Here’s what Carpenter said: “I had it in September of ’02, and then I had to have another (operation) in summer of ’03. I wasn’t back, really back – I mean, I was back pitching that next season in ’04, but I really didn’t start feeling good until the middle of ’04. In the first half of the season, I didn’t throw bullpens in between, my velocity was way down. But as the season went along, I recovered better, got stronger, my shoulder started feeling stronger, my velocity started going up, and from that point on, it got better.”

Added Carpenter: “It’s a lot of hard work. That’s it. Some people can do it, some people can’t. I think it’s a surgery that’s way different than Tommy John. With Tommy John, you know that 97 percent of the people come back. This is more a flip-the-coin type surgery. I just worked hard and tried to get back. I learned a lot about my shoulder, and taking care of my shoulder, through that process.”

Bedard, remember, had a previous shoulder surgery in September of 2008 to remove a cyst and also received a minor labral debridement, in which non-healthy tissue was removed. More shoulder issues ensued in 2009, when he was limited to 15 starts (same as ’08). He underwent surgery on Aug. 14, during which Dr. Yocum found and repaired the torn labrum, along with an inflamed bursa.

Bedard hopes to be back by May, perhaps June. The Mariners have said only that they expect him to pitch at some point during the season.

“I had it in September and was supposed to be back by that same June, July time frame,” Carpenter said. “I ended up having to have that second one. You’ll know. I knew from the first one, I knew it still wasn’t right. The second one, as soon as I started getting my strength back, I knew that I’d be OK.

“When I first started pitching, coming back, my velocity was lower, it was down. But it gradually went up as my arm strength got better. But I wouldn’t expect a whole lot from that point, if he’s coming back in July. I wouldn’t expect him to be himself. I’d expect him to be himself the following year. I don’t know how much you can expect after serious surgery like that.”

Hawksworth, after his surgery in July of 2004, had hoped to come back in 2005, but

after seven Class A starts in rehab, he was shut down due to continued discomfort in his shoulder. In 2006, however, he came back to pitch so well he was named the Cardinals’ minor league pitcher of the year. He has not had arm problems since.
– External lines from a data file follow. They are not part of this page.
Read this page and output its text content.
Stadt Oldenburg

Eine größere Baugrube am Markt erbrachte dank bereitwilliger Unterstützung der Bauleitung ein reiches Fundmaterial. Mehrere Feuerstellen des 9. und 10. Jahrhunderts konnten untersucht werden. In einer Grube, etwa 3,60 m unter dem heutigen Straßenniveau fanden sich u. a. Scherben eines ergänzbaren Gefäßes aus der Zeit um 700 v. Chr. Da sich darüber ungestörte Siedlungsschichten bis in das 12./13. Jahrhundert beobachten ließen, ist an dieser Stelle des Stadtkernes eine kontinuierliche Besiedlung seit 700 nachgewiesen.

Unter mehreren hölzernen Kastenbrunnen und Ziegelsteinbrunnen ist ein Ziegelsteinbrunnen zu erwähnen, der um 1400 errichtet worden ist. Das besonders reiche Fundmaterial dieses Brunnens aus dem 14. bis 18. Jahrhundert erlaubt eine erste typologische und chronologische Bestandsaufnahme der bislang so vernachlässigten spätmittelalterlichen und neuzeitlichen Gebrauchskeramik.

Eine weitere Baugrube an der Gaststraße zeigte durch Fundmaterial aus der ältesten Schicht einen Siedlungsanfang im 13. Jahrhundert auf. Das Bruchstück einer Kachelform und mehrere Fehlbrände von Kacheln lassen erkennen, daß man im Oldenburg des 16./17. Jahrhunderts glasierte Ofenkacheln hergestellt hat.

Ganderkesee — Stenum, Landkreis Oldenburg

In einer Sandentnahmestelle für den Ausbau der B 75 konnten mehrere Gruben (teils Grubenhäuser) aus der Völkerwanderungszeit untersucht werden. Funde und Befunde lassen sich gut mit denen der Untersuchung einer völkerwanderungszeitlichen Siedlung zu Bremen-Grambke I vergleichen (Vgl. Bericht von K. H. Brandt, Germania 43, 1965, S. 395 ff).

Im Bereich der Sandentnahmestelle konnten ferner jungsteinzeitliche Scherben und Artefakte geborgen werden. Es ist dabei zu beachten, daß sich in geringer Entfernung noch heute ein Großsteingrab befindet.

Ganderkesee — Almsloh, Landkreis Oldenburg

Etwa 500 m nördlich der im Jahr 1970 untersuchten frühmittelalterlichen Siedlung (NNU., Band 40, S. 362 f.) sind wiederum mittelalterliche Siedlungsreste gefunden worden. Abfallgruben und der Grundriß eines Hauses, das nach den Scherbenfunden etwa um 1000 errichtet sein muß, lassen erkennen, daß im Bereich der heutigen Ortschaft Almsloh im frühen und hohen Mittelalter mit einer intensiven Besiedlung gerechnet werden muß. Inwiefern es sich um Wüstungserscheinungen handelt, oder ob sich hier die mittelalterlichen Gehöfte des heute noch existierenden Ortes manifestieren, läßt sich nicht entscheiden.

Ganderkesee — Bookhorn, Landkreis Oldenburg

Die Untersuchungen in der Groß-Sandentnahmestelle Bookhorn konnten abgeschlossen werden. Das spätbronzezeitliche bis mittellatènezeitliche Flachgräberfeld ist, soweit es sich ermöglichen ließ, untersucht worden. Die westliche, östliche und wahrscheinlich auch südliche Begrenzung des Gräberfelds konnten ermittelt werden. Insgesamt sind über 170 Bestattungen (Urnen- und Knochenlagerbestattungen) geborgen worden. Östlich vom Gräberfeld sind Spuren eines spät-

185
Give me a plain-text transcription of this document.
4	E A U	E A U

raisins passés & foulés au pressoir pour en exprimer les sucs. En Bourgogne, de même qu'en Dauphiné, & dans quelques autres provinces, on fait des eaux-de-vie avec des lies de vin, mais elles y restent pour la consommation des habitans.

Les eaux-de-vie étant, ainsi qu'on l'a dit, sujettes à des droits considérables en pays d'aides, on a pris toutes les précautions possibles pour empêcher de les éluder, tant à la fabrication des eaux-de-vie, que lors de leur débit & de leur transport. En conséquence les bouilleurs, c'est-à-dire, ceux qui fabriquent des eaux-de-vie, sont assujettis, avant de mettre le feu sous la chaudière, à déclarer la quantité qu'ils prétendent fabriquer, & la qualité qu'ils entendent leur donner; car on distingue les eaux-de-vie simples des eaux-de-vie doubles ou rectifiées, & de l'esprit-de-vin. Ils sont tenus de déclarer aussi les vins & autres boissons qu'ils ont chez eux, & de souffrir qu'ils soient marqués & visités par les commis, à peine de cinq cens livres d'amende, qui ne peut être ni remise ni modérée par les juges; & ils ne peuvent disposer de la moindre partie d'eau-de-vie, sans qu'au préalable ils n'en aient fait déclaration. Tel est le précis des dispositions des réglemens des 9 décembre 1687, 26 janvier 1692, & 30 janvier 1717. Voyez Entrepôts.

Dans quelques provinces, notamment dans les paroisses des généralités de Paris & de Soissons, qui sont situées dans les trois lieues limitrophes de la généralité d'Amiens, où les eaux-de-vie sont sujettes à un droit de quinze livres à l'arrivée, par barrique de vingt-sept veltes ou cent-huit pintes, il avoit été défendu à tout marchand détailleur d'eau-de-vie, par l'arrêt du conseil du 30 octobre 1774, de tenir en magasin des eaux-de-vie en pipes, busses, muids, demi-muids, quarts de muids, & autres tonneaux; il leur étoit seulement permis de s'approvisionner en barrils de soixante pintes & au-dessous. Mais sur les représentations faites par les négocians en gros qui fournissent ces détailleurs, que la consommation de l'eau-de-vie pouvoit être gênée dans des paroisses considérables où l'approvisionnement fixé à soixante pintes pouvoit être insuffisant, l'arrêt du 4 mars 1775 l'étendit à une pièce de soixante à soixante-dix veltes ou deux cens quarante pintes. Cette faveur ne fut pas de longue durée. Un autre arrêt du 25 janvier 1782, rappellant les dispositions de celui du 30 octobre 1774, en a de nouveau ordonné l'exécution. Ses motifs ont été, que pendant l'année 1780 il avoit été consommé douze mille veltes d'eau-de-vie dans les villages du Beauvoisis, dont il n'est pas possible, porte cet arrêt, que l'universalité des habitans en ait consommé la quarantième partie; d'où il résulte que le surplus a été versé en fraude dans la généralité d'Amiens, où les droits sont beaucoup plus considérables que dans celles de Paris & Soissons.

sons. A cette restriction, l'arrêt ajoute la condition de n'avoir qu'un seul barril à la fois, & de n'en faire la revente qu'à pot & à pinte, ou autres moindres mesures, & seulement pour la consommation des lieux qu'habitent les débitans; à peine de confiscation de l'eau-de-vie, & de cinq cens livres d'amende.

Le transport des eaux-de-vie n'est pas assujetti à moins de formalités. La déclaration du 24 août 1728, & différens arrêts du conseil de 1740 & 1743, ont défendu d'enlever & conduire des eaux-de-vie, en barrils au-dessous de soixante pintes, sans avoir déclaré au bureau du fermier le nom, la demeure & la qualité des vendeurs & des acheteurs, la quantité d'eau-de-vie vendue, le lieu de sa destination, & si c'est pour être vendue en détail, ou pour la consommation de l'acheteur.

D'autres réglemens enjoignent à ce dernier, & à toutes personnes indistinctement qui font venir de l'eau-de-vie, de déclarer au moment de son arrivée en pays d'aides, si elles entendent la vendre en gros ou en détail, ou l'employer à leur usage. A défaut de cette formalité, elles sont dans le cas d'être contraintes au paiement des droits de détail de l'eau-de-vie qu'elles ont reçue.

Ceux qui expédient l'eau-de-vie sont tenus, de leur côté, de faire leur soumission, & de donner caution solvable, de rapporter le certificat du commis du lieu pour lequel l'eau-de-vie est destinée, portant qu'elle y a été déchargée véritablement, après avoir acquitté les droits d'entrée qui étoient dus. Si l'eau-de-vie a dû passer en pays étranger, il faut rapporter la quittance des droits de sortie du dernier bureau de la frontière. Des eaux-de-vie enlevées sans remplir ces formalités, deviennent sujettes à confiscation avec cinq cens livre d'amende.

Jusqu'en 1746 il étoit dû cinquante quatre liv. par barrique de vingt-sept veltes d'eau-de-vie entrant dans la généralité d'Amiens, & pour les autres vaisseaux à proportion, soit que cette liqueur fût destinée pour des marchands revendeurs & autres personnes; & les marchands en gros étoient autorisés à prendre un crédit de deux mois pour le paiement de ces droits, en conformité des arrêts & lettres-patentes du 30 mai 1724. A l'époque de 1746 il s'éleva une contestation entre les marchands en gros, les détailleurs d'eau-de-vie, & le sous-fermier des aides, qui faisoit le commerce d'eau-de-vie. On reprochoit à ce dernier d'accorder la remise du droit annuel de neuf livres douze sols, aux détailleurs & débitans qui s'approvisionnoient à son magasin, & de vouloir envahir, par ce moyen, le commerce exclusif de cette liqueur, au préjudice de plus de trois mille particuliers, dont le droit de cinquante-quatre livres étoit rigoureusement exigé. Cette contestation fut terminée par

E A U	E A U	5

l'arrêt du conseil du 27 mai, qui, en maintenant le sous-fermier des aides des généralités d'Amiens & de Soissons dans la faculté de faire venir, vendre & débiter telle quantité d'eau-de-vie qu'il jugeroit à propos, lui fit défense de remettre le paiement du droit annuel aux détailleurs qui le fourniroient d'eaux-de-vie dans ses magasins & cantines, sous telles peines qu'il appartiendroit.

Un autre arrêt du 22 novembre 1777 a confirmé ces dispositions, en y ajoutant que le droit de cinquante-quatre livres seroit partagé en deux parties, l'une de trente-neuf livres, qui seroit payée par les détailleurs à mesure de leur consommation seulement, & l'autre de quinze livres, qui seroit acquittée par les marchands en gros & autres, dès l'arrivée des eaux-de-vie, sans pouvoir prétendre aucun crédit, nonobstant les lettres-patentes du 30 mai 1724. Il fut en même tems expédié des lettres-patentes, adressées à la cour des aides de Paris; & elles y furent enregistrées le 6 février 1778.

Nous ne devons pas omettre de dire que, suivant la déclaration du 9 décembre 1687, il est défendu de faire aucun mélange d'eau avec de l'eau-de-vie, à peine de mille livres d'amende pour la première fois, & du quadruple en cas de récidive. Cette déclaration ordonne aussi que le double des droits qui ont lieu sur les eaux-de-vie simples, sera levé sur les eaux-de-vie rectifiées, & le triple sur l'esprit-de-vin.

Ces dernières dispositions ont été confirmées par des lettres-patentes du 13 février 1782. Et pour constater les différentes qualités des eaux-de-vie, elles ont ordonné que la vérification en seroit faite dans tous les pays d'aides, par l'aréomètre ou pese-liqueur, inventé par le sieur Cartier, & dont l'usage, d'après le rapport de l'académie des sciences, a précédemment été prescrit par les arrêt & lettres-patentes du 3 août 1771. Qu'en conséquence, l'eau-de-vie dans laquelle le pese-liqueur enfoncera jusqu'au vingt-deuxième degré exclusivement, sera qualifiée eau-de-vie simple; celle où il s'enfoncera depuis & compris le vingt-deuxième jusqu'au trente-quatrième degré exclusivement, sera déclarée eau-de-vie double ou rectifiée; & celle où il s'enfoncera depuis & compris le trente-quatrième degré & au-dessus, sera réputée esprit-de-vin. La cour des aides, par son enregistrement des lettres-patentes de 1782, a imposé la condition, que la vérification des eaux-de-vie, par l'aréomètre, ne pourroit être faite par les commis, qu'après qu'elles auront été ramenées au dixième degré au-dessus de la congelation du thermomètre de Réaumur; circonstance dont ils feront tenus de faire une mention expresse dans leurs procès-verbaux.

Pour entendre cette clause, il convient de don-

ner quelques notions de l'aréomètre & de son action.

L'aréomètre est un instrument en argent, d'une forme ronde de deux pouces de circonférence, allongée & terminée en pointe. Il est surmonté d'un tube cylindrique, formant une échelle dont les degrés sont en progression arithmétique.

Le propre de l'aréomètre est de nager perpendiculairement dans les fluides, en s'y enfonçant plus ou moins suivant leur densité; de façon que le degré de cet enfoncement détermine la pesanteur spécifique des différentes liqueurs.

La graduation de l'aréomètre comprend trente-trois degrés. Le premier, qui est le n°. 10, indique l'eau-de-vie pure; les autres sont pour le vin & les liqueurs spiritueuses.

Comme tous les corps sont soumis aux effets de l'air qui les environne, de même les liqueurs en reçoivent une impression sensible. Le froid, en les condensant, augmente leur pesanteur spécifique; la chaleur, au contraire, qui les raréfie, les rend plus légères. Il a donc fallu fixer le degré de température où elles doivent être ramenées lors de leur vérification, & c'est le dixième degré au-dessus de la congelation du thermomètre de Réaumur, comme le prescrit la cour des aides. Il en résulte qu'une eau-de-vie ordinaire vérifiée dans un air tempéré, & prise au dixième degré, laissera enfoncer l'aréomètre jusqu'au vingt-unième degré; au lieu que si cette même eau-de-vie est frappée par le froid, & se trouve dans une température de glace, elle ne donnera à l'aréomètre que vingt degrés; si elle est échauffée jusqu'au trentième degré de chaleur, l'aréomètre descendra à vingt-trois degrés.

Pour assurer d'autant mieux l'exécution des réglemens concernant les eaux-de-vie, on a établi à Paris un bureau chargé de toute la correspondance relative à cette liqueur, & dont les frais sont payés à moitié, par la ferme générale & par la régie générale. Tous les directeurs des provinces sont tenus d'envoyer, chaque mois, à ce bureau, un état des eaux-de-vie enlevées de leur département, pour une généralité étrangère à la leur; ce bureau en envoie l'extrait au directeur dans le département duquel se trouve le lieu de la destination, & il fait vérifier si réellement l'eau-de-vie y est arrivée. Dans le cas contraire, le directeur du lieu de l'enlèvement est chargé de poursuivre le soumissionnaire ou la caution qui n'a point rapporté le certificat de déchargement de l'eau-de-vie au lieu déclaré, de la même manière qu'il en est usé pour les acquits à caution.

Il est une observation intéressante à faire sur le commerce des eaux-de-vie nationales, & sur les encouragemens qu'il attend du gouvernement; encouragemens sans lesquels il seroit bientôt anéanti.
“It’s tough,” Hawksworth said. “I know the shoulder is a very complex joint. There’s a lot more movement in it compared to the elbow. It just takes longer. It takes awhile. And everyone’s different. There’s no set time. It took me two years, and it’s still not normal. I had to reach a point where I said, ‘OK, it’s not going to be like it used to be. You’ve got to go out there and try to make it work.’

“I’m sure he’ll be fine. I don’t know how severe he tore it. I’ve definitely seen guys come back. Chris Carpenter in here has had multiple shoulder stuff, and he’s the best in the game. So there you go.”

There you go. Carpenter is definitely someone for Bedard to point to — if you ignore the fact it took him 19 months to return to a major-league mound.

“Obviously, I think with a lot of hard work, anybody can do anything,” Carpenter said. “I hope he’s fine.”